Kobieta została doprowadzona do zgierskiej prokuratury o godzinie 11 i usłyszała zarzuty. - Przedstawiono jej zarzut znęcania się ze szczególnym okrucieństwem nad zwierzętami, poprzez niezapewnienie im odpowiedniej ilości pokarmu i wody, czego następstwem była śmierć jednego z psów, trwa jej przesłuchanie - poinformował tvn24.pl Janusz Tomczak, szef Prokuratury Rejonowej w Zgierzu. Kobiecie grozi do pięciu lat więzienia.
Psy przeżyły gehennę
21 lipca do pełnomocniczki burmistrza Aleksandrowa Łódzkiego zadzwonił telefon.

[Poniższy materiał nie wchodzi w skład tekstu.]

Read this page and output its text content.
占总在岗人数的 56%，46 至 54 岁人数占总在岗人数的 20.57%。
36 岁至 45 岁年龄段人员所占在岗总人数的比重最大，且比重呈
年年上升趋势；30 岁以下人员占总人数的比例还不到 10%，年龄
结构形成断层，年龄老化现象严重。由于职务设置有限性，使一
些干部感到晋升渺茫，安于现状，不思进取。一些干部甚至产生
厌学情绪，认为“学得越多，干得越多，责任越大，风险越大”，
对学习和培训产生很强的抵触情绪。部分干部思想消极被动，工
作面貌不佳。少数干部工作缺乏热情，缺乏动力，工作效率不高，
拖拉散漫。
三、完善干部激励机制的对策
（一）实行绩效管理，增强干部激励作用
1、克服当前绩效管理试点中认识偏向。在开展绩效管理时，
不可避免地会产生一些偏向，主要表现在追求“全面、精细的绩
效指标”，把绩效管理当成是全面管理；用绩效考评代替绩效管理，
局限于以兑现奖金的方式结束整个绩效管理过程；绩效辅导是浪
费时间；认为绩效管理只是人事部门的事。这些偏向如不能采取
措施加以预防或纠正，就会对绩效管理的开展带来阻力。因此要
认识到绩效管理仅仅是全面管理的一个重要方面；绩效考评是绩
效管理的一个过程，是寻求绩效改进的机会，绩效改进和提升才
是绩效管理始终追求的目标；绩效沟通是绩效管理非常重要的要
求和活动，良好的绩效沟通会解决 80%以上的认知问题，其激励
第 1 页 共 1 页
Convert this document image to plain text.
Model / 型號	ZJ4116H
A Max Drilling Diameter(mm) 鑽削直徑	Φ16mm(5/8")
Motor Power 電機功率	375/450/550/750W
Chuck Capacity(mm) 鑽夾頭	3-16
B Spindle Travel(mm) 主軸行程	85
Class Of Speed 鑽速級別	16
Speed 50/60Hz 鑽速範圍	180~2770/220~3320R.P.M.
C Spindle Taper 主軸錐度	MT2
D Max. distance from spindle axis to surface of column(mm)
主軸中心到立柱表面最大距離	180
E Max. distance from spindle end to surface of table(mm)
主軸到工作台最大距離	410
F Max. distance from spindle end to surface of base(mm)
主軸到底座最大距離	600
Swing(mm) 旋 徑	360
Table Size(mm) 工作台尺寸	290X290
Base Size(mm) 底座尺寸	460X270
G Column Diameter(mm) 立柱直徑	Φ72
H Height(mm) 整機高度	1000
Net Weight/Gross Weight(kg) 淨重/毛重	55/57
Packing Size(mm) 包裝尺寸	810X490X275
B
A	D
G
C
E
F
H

Kobieta usłyszała słowa, które zmroziły jej krew w żyłach. "Pani Kasiu dwa psy w mieszkaniu, same od trzech tygodni, właścicielka na wakacjach nad morzem". Katarzyna Rezler nie zastanawiała się nawet sekundy co zrobić, poinformowała policję.
- Policjanci weszli do mieszkania i ujawnili jednego martwego psa, drugiego w stanie krytycznym - skrajnie zagłodzonego i odwodnionego - opisała pełnomocniczka do spraw zwierząt przy burmistrzu Aleksandrowa Łódzkiego, Katarzyna Rezler. I dodała: - Ślady w tym mieszkaniu wskazują na to, że nie było tutaj nikogo co najmniej trzy tygodnie. Psy zjadały tapczan, folie. W mojej ocenie jest to znęcanie ze szczególnym okrucieństwem i należy się tu kara bezwzględnego pozbawienia wolności dla właścicielki tych psów, a to jest młoda osoba, zdrowa i jak widać po jej mediach społecznościowych, bardzo dobrze się bawi w tym czasie, kiedy umierały jej zwierzęta.
Szczeniak wygląda jakby miał pięć lat
Pies, który przeżył został przewieziony do lecznicy w Łowiczu. Katarzyna Rezler mówiła, że szczeniak "wyglądał tak jakby miał pięć lat". - Ten pies ma bardzo starte zęby, jadł podłogę. Ktoś mu zrobił naprawdę ogromną krzywdę. Serce pęka - podkreślała Rezler. Dyrektor Schroniska "Psiakowo i spółka", gdzie trafił młody pies z Nakielnicy, potwierdziła, że zwierzę jest mocno zaniedbane.